Geheimverträge für Impfstofflieferung:
Pfizer wälzt Risiken auf Käufer ab, grosse Unterschiede bei Preisen

So lau­tet die Überschrift eines Artikels auf tagesanzeiger.ch am 2.8. Es ist zu lesen:

"Wenn sie geschickt vor­ge­hen, kön­nen Retter in der Not reich wer­den. Dem New Yorker Pharmakonzern Pfizer und sei­nem deut­schen Partnerunternehmen Biontech scheint dies mit dem Impfstoff gegen das Coronavirus zu gelin­gen. An die Öffentlichkeit gedrun­ge­ne Lieferverträge mit meh­re­ren Ländern ent­hül­len, dass sich Pfizer bei meh­re­ren Regierungen mit krass ein­sei­ti­gen Klauseln gegen jeg­li­che Risiken absichert.

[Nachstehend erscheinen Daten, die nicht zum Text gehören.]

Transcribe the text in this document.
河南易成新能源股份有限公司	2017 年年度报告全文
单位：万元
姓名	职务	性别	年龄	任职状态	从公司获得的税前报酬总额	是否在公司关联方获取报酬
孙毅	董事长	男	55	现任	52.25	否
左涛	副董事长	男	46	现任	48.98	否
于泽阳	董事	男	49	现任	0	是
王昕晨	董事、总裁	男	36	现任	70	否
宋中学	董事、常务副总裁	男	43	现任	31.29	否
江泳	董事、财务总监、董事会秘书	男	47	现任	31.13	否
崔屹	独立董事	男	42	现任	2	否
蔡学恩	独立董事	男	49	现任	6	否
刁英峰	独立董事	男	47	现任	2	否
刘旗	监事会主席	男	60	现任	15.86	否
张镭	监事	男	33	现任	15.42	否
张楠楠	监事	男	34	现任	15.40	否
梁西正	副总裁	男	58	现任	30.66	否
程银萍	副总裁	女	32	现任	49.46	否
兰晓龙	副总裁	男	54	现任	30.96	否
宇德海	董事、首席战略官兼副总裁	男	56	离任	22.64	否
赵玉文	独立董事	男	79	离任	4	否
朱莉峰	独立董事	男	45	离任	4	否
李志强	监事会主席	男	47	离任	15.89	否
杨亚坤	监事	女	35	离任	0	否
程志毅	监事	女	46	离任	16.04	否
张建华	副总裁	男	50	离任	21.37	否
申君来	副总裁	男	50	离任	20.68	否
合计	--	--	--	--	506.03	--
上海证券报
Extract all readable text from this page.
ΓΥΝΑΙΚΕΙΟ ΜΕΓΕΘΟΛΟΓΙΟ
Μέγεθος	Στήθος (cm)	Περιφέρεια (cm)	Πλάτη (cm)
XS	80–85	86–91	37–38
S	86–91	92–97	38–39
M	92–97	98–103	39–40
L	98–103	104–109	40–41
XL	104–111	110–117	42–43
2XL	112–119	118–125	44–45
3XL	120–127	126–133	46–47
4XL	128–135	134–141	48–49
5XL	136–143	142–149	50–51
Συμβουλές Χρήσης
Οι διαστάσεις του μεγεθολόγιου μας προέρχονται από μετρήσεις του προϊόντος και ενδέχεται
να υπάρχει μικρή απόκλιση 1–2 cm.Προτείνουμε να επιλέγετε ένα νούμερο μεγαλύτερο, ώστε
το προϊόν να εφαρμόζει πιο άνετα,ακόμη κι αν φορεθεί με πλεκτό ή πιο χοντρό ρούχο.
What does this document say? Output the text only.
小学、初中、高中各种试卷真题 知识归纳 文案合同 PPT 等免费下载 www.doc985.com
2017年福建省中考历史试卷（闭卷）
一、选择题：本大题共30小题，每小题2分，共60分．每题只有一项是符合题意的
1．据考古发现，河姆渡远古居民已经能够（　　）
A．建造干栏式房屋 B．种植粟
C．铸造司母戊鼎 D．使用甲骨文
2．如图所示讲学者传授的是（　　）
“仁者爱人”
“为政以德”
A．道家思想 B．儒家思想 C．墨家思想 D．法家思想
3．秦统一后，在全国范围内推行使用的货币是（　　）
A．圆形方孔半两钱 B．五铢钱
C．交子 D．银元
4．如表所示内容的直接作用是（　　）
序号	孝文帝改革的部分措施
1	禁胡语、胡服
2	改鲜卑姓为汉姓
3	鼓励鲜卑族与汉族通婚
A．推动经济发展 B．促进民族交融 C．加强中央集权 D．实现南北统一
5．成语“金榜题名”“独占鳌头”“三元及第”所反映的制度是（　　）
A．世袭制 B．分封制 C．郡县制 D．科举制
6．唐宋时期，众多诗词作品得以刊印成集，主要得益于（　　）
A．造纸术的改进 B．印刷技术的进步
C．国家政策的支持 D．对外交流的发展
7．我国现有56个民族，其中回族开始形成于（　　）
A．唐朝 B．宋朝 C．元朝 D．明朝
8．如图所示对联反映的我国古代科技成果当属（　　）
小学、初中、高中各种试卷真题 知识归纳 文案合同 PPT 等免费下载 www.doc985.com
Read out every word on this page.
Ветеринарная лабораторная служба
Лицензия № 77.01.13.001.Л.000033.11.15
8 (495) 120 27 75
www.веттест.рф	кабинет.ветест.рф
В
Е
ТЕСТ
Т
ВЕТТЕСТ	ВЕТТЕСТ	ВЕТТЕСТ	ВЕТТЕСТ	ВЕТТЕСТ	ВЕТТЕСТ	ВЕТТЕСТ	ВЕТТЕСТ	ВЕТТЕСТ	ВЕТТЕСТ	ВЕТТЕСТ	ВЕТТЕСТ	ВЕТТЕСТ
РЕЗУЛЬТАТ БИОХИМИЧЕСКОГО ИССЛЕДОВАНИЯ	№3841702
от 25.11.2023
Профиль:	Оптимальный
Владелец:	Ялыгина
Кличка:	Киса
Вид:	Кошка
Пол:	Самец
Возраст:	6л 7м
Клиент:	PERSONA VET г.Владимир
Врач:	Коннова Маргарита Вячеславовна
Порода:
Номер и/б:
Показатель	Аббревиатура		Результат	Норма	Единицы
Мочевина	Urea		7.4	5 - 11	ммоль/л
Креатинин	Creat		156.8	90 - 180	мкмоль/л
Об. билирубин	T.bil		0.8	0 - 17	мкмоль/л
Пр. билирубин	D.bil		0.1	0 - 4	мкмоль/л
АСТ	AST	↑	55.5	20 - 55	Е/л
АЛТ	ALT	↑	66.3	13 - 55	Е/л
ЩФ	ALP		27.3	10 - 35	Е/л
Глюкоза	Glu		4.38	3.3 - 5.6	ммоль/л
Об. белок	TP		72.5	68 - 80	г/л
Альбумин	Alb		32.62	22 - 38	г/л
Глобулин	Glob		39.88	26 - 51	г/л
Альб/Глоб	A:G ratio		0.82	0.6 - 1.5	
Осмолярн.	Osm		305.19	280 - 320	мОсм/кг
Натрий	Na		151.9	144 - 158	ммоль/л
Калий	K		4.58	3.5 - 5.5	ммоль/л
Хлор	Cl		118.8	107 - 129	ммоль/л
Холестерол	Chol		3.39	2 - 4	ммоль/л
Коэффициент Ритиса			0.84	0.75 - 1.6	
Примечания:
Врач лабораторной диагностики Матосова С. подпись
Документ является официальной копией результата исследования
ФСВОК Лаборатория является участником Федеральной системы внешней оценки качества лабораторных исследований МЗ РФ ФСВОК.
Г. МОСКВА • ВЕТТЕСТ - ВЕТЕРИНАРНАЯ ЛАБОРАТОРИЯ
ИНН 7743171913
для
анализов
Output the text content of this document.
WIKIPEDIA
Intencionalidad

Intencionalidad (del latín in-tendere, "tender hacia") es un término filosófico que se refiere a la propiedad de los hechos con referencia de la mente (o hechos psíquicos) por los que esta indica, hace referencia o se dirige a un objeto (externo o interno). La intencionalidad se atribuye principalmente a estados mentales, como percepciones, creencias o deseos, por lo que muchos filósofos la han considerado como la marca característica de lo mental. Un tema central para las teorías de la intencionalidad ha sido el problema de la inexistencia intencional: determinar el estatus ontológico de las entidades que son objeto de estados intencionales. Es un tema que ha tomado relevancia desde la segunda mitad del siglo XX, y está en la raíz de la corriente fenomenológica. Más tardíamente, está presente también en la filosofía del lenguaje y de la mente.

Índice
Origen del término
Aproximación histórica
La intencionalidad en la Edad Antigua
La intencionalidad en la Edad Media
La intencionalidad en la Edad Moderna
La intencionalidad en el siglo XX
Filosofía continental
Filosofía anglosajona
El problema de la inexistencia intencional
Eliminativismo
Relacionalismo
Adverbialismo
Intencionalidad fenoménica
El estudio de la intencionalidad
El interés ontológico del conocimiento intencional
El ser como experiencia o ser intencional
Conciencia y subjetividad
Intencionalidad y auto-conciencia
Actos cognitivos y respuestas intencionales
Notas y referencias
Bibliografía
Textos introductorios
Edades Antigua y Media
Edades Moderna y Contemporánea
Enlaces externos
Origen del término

Verträge müssen zehn Jahre geheim bleiben

Bei Schadenersatzklagen haften die Käufer, nicht Pfizer

[Pfizer] ver­dient sich mit dem Covid-19-Vakzin eine gol­de­ne Nase. Laut dem Quartalsergebnis trug der Impfstoff in den letz­ten drei Monaten 7,8 Milliarden Dollar zum Umsatz bei. Bis Ende Jahr erwar­tet Pfizer Impfstoffverkäufe von über 33,5 Milliarden Dollar, was bei einer geschätz­ten Profitmarge von 20 Prozent auf einen Anteil von gegen 7 Milliarden Dollar am Konzerngewinn hinausläuft…

Pfizer erläu­ter­te auch, dass auf­grund der all­mäh­lich sin­ken­den Wirksamkeit des Impfstoffs gegen eine Covid-19-Ansteckung ein drit­ter «Booster-Shot» für Risikogruppen bald ange­zeigt sein wer­de. Wenn
Gesundheitsbehörden die­se Sicht über­neh­men, kann Pfizer zusätz­li­che Dosen aus­lie­fern – mit zusätz­li­chem Gewinn.
"

9 Antworten auf „Geheimverträge für Impfstofflieferung:
Pfizer wälzt Risiken auf Käufer ab, grosse Unterschiede bei Preisen“

  1. Überraschung? Hat irgend­je­mand etwas ande­res erwar­tet? Warum muss­te die Beschaffung wohl für Deutschland (und vie­le ande­re Staaten der EU) auf die EU "aus­ge­la­gert" wer­den? Dürfen sol­cher­art kne­beln­de Verträge nach rein natio­na­lem Recht am Parlament vor­bei geschlos­sen werden?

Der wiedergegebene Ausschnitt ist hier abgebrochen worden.